An Assembly-Activating Site in the Hepatitis B Virus Capsid Protein Can Also Trigger Disassembly

Abstract

The Hepatitis B Virus (HBV) core protein homodimers self-assemble to form an icosahedral capsid that packages the viral genome. Disassembly occurs in the nuclear basket to release the mature genome to the nucleus. Small molecules have been developed that bind to a pocket at the interdimer interface to accelerate assembly and strengthen interactions between subunits; these are under development as antiviral agents. Here, we explore the role of the dimer-dimer interface by mutating sites in the drug-binding pocket to cysteine and examining the effect of covalently linking small molecules to them. We find that ligands bound to the pocket may trigger capsid disassembly in a dose-dependent manner.

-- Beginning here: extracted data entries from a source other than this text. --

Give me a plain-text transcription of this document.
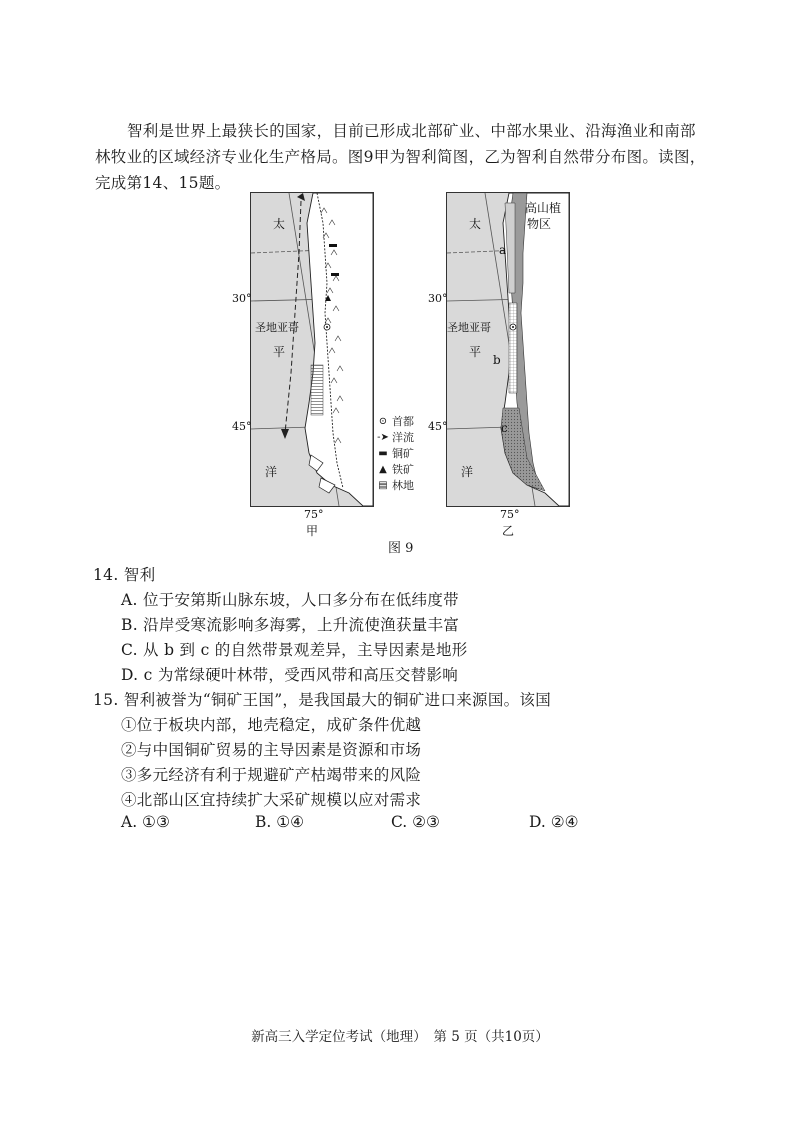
智利是世界上最狭长的国家，目前已形成北部矿业、中部水果业、沿海渔业和南部林牧业的区域经济专业化生产格局。图9甲为智利简图，乙为智利自然带分布图。读图，完成第14、15题。

太
平
洋
圣地亚哥
30°
45°
75°
甲
⊙ 首都
-➤ 洋流
▬ 铜矿
▲ 铁矿
▤ 林地
太
平
洋
圣地亚哥
高山植
物区
a
b
c
30°
45°
75°
乙
图 9

14. 智利

A. 位于安第斯山脉东坡，人口多分布在低纬度带

B. 沿岸受寒流影响多海雾，上升流使渔获量丰富

C. 从 b 到 c 的自然带景观差异，主导因素是地形

D. c 为常绿硬叶林带，受西风带和高压交替影响

15. 智利被誉为“铜矿王国”，是我国最大的铜矿进口来源国。该国

①位于板块内部，地壳稳定，成矿条件优越

②与中国铜矿贸易的主导因素是资源和市场

③多元经济有利于规避矿产枯竭带来的风险

④北部山区宜持续扩大采矿规模以应对需求

A. ①③	B. ①④	C. ②③	D. ②④
新高三入学定位考试（地理）　第 5 页（共10页）
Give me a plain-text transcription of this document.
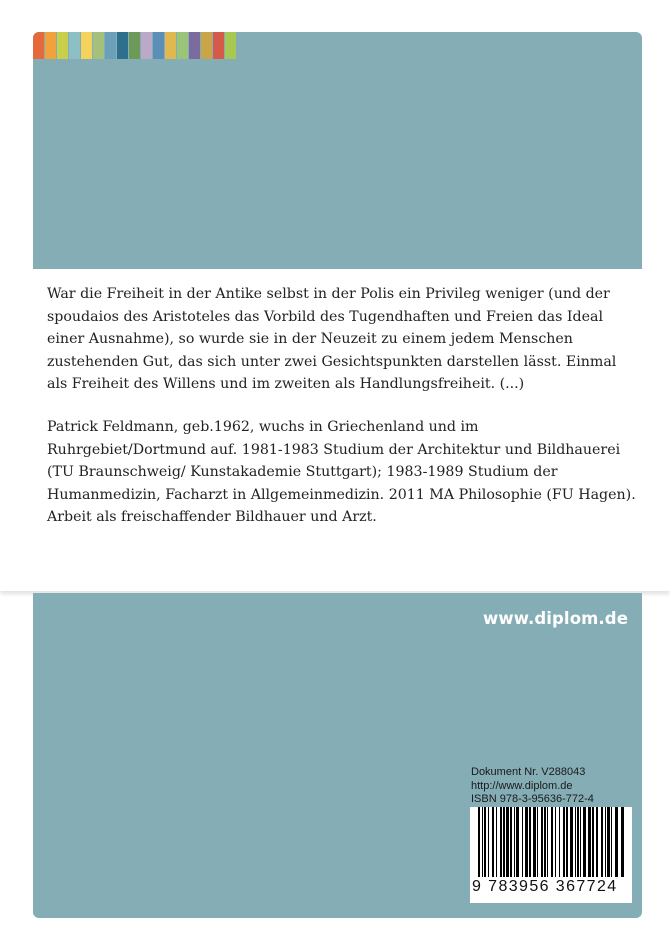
War die Freiheit in der Antike selbst in der Polis ein Privileg weniger (und der spoudaios des Aristoteles das Vorbild des Tugendhaften und Freien das Ideal einer Ausnahme), so wurde sie in der Neuzeit zu einem jedem Menschen zustehenden Gut, das sich unter zwei Gesichtspunkten darstellen lässt. Einmal als Freiheit des Willens und im zweiten als Handlungsfreiheit. (...)

Patrick Feldmann, geb.1962, wuchs in Griechenland und im Ruhrgebiet/Dortmund auf. 1981-1983 Studium der Architektur und Bildhauerei (TU Braunschweig/ Kunstakademie Stuttgart); 1983-1989 Studium der Humanmedizin, Facharzt in Allgemeinmedizin. 2011 MA Philosophie (FU Hagen). Arbeit als freischaffender Bildhauer und Arzt.

www.diplom.de
Dokument Nr. V288043
http://www.diplom.de
ISBN 978-3-95636-772-4
9 783956 367724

This result indicates that, at least transiently, the pocket adopts a destabilizing conformation. We speculate that this pocket also plays a role in virus disassembly and genome release by binding ligands that are incompatible with virus stability, "unwanted guests." Investigating protein-protein interactions, especially large protein polymers, offers new and unique challenges. By using an engineered addressable thiol, we provide a means to examine the effects of modifying an interface without requiring drug-like properties for the ligand.

Figure 1.. Locations of engineered cysteines at the dimer-dimer interface of the HBV core protein.

(a) 120 copies of homodimeric core protein (Cp) form T=4 icosahedral capsids. One icosahedral asymmetric unit is highlighted to show the four quasi-equivalent environments: A (light grey), B (dark grey), C (light blue) and D (medium blue). (b) The CpAM pocket, viewed from the capsid interior, highlighting the location of V124 (in red) at 5-fold and 6-fold vertices. (c) CpAM pocket mutants. Four single cysteines mutants were created at the pocket, L30C (purple), I105C (green), S106C (orange), and V124C (red). Residue V124 is in the final helix of the assembly domain; the loop just C-terminal of V124 fits into a groove in the neighboring subunit to support protein-protein interaction. The models shown here are based on PDB: 1QGT.

Figure 2.. Biophysical characterization of pocket mutants.

(a-e) Pseudo-critical concentrations of assembly were determined for Cp mutants 300 mM NaCl by size exclusion chromatography. (f-i) Negative stain TEM images of assembled particles show morphologically normal capsids. The ionic strength was chosen to maximize the amount of assembly while minimizing the possibility of kinetically trapped incomplete capsids.

Figure 3.. Accessibility of cysteines for labeling.

Absorbance spectra of purified dimer (a) and (b) capsid from reactions of Cp149–3CA cysteine mutants with BoDIPYm. Spectra show the absorbance of protein, 280 nm, and BoDIPYm, predominantly at 504nm. SDS-PAGE of dimer and capsid labeled with Coomassie blue (inset top panel) and imaged with a fluorescence detector (inset bottom) recapitulate the evaluation of labeling in the chromatographs. UV-vis spectra indicate that I105C, S106C, and V124C were all accessible in free dimer. Only V124C was accessible for labeling in assembled capsids.

Figure 4:. Capsid disassembles when treated with BoDIPYm and is dose dependent.

(a) Size exclusion chromatography of Cp149–3CAV124C: capsid (solid line) and after treatment with BoDIPYm (dashed line). (b) V124C capsids incubated with other ligands show dissociation varies. BoDIPYm (blue) has the greatest impact on dissociation followed by Fluoresceinmaleimide (red). Some dissociation was observed with iodoacetamide (cyan). Dissociation was not observed with FITC (green) or N-ethyl maleimide (magenta). Disassembly is considered to be site-specific, since no disassembly was observed with FITC.

Figure 5:. V124C capsid can be protected from disassembly by ligands.

V124C capsids were incubated overnight with (a) iodoacetamide, (b) N-ethyl maleimide (NEM), or (c) HAP 12. The following day, samples were treated with a 20-fold molar excess of BoDIPYm for 2h, excess dye was removed, and samples were resolved by size exclusion chromatography to determine the percent dissociation (closed circles) and the percent of maximal BoDIPY labeling of the capsid peak (open circles). A molar excess of iodoacetamide is required to protect the Cp149–3CA-V124C from BoDIPYm labelling, indicating that it is not a preferred ligand. NEM and HAP12 protect V124C linearly with concentration. For iodoacetamide and NEM there is good agreement between the amount of protection from dissociation and the amount of BoDIPYm labelling. For HAP12, there is a gap between the amount of labeling and the amount of protected capsid. At stoichiometric ratios of HAP, 2 HAPs/dimer, about 25% of the subunits are labeled, even though the capsids remain intact. Measurements were in triplicate except the first three points in panel a, where the low signal for capsid precluded calculation of percent dissociation, and the value was set to 100%.